On homotopy types of Alexandroff spaces

TL;DR

This paper extends known results about finite Alexandroff spaces to broader classes, characterizing homotopy types, cores, and function spaces, and clarifies the relationship between bounded-paths spaces and their cores.

Contribution

It introduces new classes of Alexandroff spaces, such as finite-paths and bounded-paths spaces, and establishes their homotopy equivalences and core properties, generalizing prior finite space results.

Findings

Bounded-paths and countable finite-paths spaces have cores as strong deformation retracts.
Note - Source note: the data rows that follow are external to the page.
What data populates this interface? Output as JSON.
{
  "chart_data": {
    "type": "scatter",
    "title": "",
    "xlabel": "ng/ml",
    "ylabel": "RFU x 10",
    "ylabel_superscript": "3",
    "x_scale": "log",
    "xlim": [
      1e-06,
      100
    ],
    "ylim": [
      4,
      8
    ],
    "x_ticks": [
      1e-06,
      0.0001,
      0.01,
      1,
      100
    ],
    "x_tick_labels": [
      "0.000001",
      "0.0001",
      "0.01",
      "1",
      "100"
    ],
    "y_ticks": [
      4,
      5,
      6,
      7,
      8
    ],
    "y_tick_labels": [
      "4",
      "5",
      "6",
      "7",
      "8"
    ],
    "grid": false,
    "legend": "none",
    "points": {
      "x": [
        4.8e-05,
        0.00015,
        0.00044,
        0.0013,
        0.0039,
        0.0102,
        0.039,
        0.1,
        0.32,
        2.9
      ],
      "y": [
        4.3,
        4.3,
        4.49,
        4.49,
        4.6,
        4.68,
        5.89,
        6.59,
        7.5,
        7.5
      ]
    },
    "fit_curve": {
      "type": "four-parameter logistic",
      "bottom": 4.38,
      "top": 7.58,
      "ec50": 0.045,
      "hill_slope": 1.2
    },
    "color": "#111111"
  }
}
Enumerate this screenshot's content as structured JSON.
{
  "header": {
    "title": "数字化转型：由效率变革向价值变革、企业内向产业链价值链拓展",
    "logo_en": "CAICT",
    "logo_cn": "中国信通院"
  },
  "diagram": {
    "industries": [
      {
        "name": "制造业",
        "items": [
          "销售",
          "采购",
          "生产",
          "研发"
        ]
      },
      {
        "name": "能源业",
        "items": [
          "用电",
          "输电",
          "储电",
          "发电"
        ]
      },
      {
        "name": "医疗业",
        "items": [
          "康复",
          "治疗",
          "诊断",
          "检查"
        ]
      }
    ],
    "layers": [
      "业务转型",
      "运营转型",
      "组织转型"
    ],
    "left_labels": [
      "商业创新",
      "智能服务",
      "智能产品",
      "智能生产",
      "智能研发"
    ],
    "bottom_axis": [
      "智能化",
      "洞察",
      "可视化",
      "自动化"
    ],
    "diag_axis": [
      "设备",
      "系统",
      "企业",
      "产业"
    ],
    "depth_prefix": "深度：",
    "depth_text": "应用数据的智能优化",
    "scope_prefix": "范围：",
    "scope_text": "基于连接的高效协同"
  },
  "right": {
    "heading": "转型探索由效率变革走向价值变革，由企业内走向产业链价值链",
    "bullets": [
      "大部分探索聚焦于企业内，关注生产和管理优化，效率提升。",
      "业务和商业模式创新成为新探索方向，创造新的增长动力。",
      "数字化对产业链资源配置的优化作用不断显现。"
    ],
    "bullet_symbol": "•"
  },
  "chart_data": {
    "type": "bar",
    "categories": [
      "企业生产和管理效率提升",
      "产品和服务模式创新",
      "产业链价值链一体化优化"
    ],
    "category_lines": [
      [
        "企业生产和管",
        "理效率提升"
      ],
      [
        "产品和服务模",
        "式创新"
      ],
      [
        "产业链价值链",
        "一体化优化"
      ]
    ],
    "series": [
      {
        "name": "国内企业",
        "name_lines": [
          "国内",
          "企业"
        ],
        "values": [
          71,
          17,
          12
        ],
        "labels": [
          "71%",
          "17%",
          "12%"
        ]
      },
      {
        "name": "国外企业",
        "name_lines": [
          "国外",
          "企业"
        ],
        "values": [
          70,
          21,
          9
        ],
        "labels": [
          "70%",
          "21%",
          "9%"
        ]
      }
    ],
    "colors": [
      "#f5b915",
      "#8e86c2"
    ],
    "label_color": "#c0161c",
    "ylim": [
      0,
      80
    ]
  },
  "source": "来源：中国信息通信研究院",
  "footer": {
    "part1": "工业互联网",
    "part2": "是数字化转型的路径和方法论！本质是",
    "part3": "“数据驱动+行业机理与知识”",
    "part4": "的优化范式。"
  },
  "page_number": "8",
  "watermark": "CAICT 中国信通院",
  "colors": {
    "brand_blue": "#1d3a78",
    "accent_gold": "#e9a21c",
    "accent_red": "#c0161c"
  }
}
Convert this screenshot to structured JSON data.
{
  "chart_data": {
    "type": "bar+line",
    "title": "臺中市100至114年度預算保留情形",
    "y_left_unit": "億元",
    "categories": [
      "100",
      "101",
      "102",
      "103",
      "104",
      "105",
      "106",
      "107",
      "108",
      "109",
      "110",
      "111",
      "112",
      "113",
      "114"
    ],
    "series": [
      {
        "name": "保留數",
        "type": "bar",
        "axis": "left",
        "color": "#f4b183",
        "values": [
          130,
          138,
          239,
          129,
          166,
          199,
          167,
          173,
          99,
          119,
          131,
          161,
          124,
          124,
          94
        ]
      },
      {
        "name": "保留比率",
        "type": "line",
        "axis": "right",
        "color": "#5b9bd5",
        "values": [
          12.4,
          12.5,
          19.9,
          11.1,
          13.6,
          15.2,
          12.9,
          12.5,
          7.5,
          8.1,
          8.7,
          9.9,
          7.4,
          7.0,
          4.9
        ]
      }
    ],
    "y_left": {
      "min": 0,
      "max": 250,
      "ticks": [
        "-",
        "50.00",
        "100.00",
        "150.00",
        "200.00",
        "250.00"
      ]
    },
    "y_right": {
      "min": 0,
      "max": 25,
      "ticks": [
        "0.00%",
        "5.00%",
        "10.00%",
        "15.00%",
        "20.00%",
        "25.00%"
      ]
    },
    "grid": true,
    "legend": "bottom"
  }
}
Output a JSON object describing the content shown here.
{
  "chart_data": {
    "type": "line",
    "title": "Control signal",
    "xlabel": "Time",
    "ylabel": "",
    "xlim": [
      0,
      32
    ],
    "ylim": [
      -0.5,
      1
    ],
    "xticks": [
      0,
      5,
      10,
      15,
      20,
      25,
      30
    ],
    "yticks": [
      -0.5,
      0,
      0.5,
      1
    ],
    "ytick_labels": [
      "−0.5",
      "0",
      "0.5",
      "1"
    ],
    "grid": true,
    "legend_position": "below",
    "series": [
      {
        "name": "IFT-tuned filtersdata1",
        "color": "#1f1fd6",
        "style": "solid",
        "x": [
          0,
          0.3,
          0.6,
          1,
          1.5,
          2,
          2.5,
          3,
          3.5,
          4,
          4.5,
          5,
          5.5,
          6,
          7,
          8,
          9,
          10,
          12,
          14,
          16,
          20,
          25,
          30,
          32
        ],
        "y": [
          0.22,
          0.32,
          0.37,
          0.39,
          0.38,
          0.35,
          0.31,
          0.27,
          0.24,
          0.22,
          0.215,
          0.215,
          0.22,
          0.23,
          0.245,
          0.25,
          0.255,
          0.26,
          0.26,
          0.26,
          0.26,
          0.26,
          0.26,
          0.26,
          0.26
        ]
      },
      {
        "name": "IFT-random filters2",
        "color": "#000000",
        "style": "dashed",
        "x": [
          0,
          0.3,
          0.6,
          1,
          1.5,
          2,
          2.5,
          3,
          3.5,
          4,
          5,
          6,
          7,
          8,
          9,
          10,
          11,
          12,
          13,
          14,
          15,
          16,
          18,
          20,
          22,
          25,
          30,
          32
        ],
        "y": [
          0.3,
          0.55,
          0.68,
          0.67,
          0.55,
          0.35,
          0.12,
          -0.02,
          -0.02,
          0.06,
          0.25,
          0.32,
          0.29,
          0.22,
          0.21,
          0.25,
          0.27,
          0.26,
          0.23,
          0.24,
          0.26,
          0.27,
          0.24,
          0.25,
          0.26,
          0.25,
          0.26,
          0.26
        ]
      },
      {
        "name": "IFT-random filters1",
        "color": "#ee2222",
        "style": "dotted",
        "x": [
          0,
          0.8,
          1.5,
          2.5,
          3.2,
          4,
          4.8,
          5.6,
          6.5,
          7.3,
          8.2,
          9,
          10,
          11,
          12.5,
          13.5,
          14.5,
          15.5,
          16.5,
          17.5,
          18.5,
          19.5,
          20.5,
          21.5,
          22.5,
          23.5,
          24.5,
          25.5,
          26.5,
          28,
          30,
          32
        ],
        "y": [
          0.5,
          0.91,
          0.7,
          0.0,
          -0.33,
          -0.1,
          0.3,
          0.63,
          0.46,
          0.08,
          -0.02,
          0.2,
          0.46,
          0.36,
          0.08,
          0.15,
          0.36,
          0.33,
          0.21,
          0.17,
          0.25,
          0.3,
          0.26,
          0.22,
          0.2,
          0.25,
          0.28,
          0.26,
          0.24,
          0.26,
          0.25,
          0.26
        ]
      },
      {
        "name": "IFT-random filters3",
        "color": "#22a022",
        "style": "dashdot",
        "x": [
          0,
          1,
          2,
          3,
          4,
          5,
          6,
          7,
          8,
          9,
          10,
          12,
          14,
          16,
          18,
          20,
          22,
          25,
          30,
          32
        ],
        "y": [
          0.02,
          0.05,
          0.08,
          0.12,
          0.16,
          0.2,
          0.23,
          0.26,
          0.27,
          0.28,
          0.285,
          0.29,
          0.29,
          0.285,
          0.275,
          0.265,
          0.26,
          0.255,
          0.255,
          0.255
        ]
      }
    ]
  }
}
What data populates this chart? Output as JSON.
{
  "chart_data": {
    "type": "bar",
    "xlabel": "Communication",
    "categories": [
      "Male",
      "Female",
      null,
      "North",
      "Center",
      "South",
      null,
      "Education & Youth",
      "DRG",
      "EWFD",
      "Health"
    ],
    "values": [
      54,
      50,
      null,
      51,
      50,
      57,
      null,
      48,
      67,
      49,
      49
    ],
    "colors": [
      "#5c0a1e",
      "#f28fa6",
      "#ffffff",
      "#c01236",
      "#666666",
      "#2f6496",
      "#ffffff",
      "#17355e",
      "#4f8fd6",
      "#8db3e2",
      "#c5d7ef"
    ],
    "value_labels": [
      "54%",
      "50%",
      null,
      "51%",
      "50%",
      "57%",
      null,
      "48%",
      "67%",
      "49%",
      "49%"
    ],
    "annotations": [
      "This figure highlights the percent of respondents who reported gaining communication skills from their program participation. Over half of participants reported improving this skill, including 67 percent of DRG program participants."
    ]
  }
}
Homotopy equivalence of bounded-paths spaces is characterized by homeomorphic cores.

The compact-open topology on C(X,Y) is Alexandroff for certain space pairs.

Abstract

We generalise some results of R. E. Stong concerning finite spaces to wider subclasses of Alexandroff spaces. These include theorems on function spaces, cores and homotopy type. In particular, we characterize pairs of spaces X,Y such that the compact-open topology on C(X,Y) is Alexandroff, introduce the classes of finite-paths and bounded-paths spaces and show that every bounded-paths space and every countable finite-paths space has a core as its strong deformation retract. Moreover, two bounded-paths or countable finite-paths spaces are homotopy equivalent if and only if their cores are homeomorphic. Some results are proved concerning cores and homotopy type of locally finite spaces and spaces of height 1. We also discuss a mistake found in an article of F.G. Arenas on Alexandroff spaces. It is noted that some theorems of G. Minian and J. Barmak concerning the weak homotopy type of finite spaces and the results of R. E. Stong on finite H-spaces and maps from compact polyhedrons to finite spaces do hold for wider classes of Alexandroff spaces. Since the category of T_0 Alexandroff spaces is equivalent to the category of posets, our results may lead to a deeper understanding of the notion of a core of an infinite poset.